Background: An intriguing explanation for the disproportionately high rate of anterior cruciate ligament injury in female athletes is that the structural properties of the anterior cruciate ligament are affected by the menstrual hormones. Whether this actually occurs, however, is the subject of ongoing debate.
Hypotheses: (1) Anterior cruciate ligament laxity is different in the follicular, ovulatory, and luteal phases of the menstrual cycle, and (2) exercise exacerbates the difference in anterior cruciate ligament laxity in the 3 phases.
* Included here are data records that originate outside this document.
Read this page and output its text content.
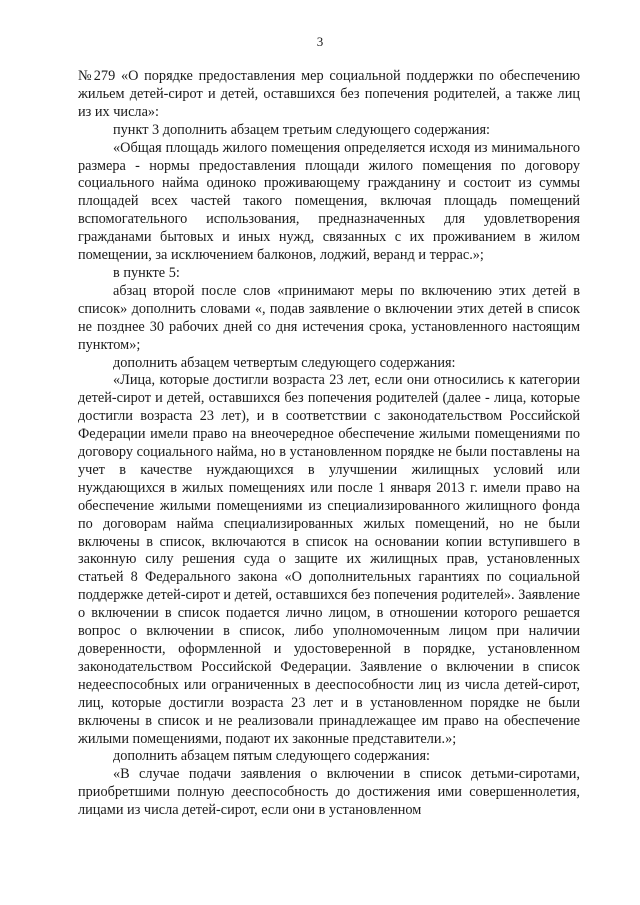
3

№279 «О порядке предоставления мер социальной поддержки по обеспечению жильем детей-сирот и детей, оставшихся без попечения родителей, а также лиц из их числа»:

пункт 3 дополнить абзацем третьим следующего содержания:

«Общая площадь жилого помещения определяется исходя из минимального размера - нормы предоставления площади жилого помещения по договору социального найма одиноко проживающему гражданину и состоит из суммы площадей всех частей такого помещения, включая площадь помещений вспомогательного использования, предназначенных для удовлетворения гражданами бытовых и иных нужд, связанных с их проживанием в жилом помещении, за исключением балконов, лоджий, веранд и террас.»;

в пункте 5:

абзац второй после слов «принимают меры по включению этих детей в список» дополнить словами «, подав заявление о включении этих детей в список не позднее 30 рабочих дней со дня истечения срока, установленного настоящим пунктом»;

дополнить абзацем четвертым следующего содержания:

«Лица, которые достигли возраста 23 лет, если они относились к категории детей-сирот и детей, оставшихся без попечения родителей (далее - лица, которые достигли возраста 23 лет), и в соответствии с законодательством Российской Федерации имели право на внеочередное обеспечение жилыми помещениями по договору социального найма, но в установленном порядке не были поставлены на учет в качестве нуждающихся в улучшении жилищных условий или нуждающихся в жилых помещениях или после 1 января 2013 г. имели право на обеспечение жилыми помещениями из специализированного жилищного фонда по договорам найма специализированных жилых помещений, но не были включены в список, включаются в список на основании копии вступившего в законную силу решения суда о защите их жилищных прав, установленных статьей 8 Федерального закона «О дополнительных гарантиях по социальной поддержке детей-сирот и детей, оставшихся без попечения родителей». Заявление о включении в список подается лично лицом, в отношении которого решается вопрос о включении в список, либо уполномоченным лицом при наличии доверенности, оформленной и удостоверенной в порядке, установленном законодательством Российской Федерации. Заявление о включении в список недееспособных или ограниченных в дееспособности лиц из числа детей-сирот, лиц, которые достигли возраста 23 лет и в установленном порядке не были включены в список и не реализовали принадлежащее им право на обеспечение жилыми помещениями, подают их законные представители.»;

дополнить абзацем пятым следующего содержания:

«В случае подачи заявления о включении в список детьми-сиротами, приобретшими полную дееспособность до достижения ими совершеннолетия, лицами из числа детей-сирот, если они в установленном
Methods: Over the course of 10 weeks, repeated knee laxity measurements were taken on 27 high-level female athletes, before and after exercise. Point in the menstrual cycle was determined with charts of waking temperature and menstruation. The independent effects of menstrual phase and exercise were evaluated using generalized estimating equations.
Results: Data from 18 participants were included in the final analysis. There were no significant differences in anterior cruciate ligament laxity in any of the 3 menstrual phases, before or after exercise.
Conclusions: Anterior cruciate ligament laxity is not significantly different during the follicular, ovulatory, and luteal phases of the menstrual cycle, and bicycling exercise does not exacerbate or create any differences in anterior cruciate ligament laxity.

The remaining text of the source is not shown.